Bernard Guyot (ss, ts), Jean-Paul Estièvenard (tp, flh), Stéphane Mercier (as), Charles Loos (p, rhodes), Peter Hertmans (g), Boris Schmidt (b), Wim Eggermont (dms)

Label / Distribution : Cypres

Créé en 2008 avec comme vocation d’être éphémère, le septet belge Summer Residence réuni autour du pianiste Charles Loos et du saxophoniste Bernard Guyot est de ces formations précaires qui durent sans souci du périssable. Composé de musiciens dont le trait d’union reste Dré Pallemaerts, avec qui tous ou presque ont travaillé (ce qui se perçoit dans le drumming très coloriste de Wim Eggermont), Summer Residence propose avec Clazzics une pérégrination en forme de circuit touristique autour des compositeurs belges.
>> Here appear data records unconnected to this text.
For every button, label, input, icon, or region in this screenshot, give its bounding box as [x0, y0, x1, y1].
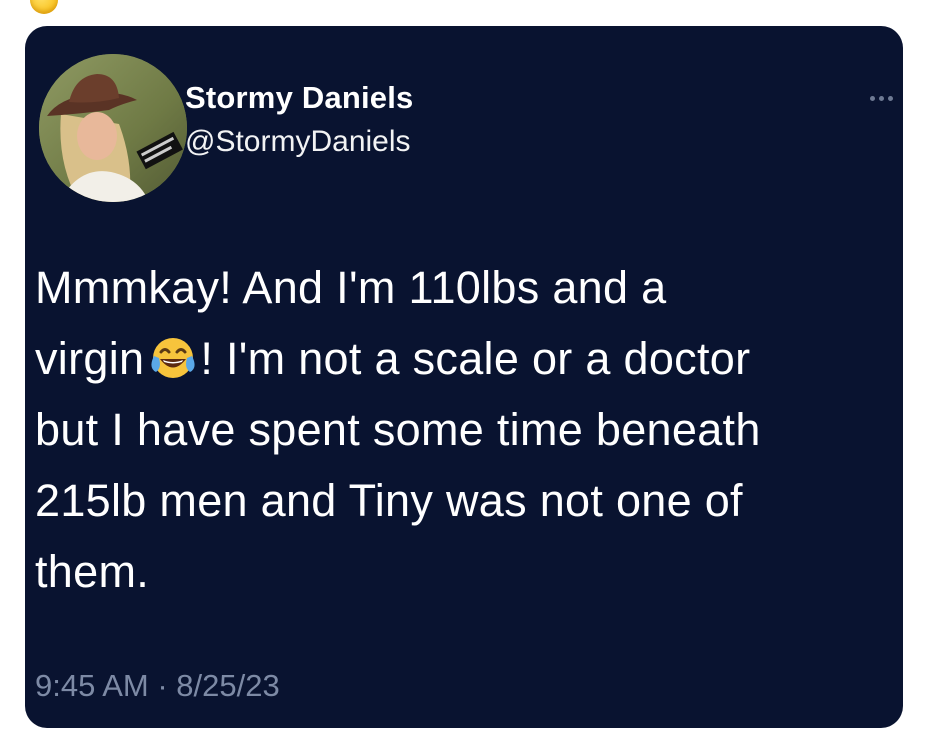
tweet-timestamp[interactable]: 9:45 AM · 8/25/23	[35, 668, 280, 704]
tweet-card: Stormy Daniels @StormyDaniels Mmmkay! An…	[25, 26, 903, 728]
face-with-tears-of-joy-emoji	[151, 338, 195, 378]
more-dot	[869, 95, 875, 101]
more-dot	[878, 95, 884, 101]
author-handle[interactable]: @StormyDaniels	[185, 125, 411, 159]
tweet-text: Mmmkay! And I'm 110lbs and a virgin ! I'…	[35, 252, 895, 607]
more-horizontal-icon[interactable]	[861, 78, 901, 118]
author-display-name[interactable]: Stormy Daniels	[185, 80, 414, 116]
more-dot	[887, 95, 893, 101]
avatar[interactable]	[39, 54, 187, 202]
tweet-text-segment: ! I'm not a scale or a doctor	[200, 333, 751, 384]
tweet-line: Mmmkay! And I'm 110lbs and a	[35, 262, 667, 313]
tweet-line: but I have spent some time beneath	[35, 404, 761, 455]
tweet-line: 215lb men and Tiny was not one of	[35, 475, 743, 526]
tweet-line: virgin ! I'm not a scale or a doctor	[35, 323, 895, 394]
partial-emoji-icon	[30, 0, 58, 14]
tweet-text-segment: virgin	[35, 333, 145, 384]
tweet-line: them.	[35, 546, 150, 597]
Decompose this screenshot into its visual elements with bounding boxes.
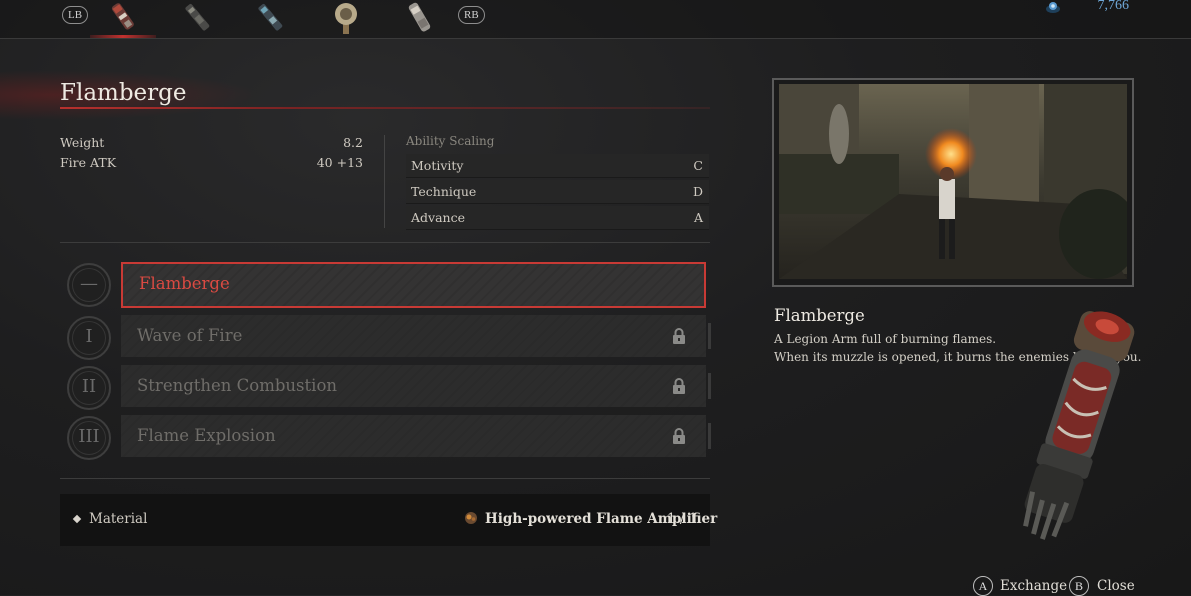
currency-value: 7,766 bbox=[1097, 0, 1130, 13]
skill-tier-medal: II bbox=[67, 366, 111, 410]
a-button-icon[interactable]: A bbox=[973, 576, 993, 596]
skill-name: Flame Explosion bbox=[137, 426, 276, 445]
skill-row-wave-of-fire[interactable]: Wave of Fire bbox=[121, 315, 711, 357]
scaling-row-advance: Advance A bbox=[406, 206, 709, 230]
flamberge-arm-art bbox=[1023, 311, 1135, 540]
title-divider bbox=[60, 107, 710, 109]
page-title: Flamberge bbox=[60, 80, 187, 106]
skill-tier: I bbox=[85, 326, 93, 347]
skill-tier: — bbox=[80, 273, 98, 294]
lb-button[interactable]: LB bbox=[62, 6, 89, 24]
scaling-row-motivity: Motivity C bbox=[406, 154, 709, 178]
ergo-icon bbox=[1046, 2, 1060, 13]
scaling-name: Motivity bbox=[411, 158, 464, 173]
skill-row-flamberge[interactable]: Flamberge bbox=[121, 262, 706, 308]
rb-button[interactable]: RB bbox=[458, 6, 485, 24]
stat-weight-label: Weight bbox=[60, 135, 105, 150]
lock-icon bbox=[673, 378, 685, 394]
stat-fire-atk-value: 40 +13 bbox=[316, 155, 363, 170]
stat-fire-atk-label: Fire ATK bbox=[60, 155, 117, 170]
skill-name: Flamberge bbox=[139, 274, 230, 293]
scaling-name: Technique bbox=[411, 184, 477, 199]
material-label: Material bbox=[89, 511, 148, 527]
skill-tier-medal: III bbox=[67, 416, 111, 460]
scaling-name: Advance bbox=[411, 210, 465, 225]
legion-arm-3-icon[interactable] bbox=[249, 0, 293, 36]
row-endcap bbox=[708, 373, 711, 399]
scaling-row-technique: Technique D bbox=[406, 180, 709, 204]
skill-tier: II bbox=[81, 376, 97, 397]
active-tab-indicator bbox=[90, 35, 156, 38]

La notion de belgitude est ici fort large d’ailleurs, puisque dans ce beau pays qui a souvent changé de souverain, et quand bien même l’on sait depuis Jules César - et Astérix - qu’Horum omnium fortissimi sunt Belgae [1], on n’est belge à part entière que depuis 1830.

Ainsi du montois Roland de Lassus (XVIè), dont Charles Loos livre un magnifique arrangement de « Suzanne un Jour » où s’illustre le timbre très clair et lumineux du trompettiste Jean-Paul Estièvenard, jusqu’à César Franck, né hollandais à Liège en 1822 et mort français à Paris en 1870, dont la très belle « Sonata in A Major  : 4è mouvement » permet d’apprécier le jeu très musical du contrebassiste Boris Schmidt, le voyage présente des frontières mouvantes mais une direction unique. Celle de faire du riche fonds de la musique écrite occidentale du nord de l’Europe un terrain de jeu pour des arrangeurs audacieux et des musiciens au large spectre stylistique. « Les fleurs pâles du souvenir », pièce pleine de spleen du compositeur Guillaume Lekeu, revu par le saxophoniste Stéphane Mercier permet ainsi une belle discussion entre les soufflants, soutenue par le piano très rassembleur de Loos.

C’est à Eugène Ysaÿe que l’orchestre s’attache le plus, avec trois morceaux - parmi lesquels la « Sonata No. 3 for Solo Violin » arrangée par le guitariste Peter Hertmans, qui s’offre un solo hargneux. La discussion avec la contrebasse, centrale dans la pièce, rend hommage à la science des cordes d’Ysaÿe ; si le matériau est chamboulé, l’architecture générale reste. L’époque importe peu, ce qui compte, c’est ce que Summer Residence en fait. Si on peut constater comme souvent que la musique ancienne est une source d’inspiration idéale pour le jazz, comme en témoigne « La Reyne de Prusse », de Jacques de Saint-Luc, et son réjouissant solo de Rhodes, l’approche contrapuntique de « Rêve d’enfant » (Ysaÿe) s’avère particulièrement bien adaptée. Une visite curieuse qui permet également d’aller à la découverte d’autres musiciens belges - ceux du jazz cette fois. Il serait dommage de manquer ce voyage.

par Franpi Barriaux // Publié le 12 janvier 2015

[1De tous les peuples, les Belges sont les plus braves.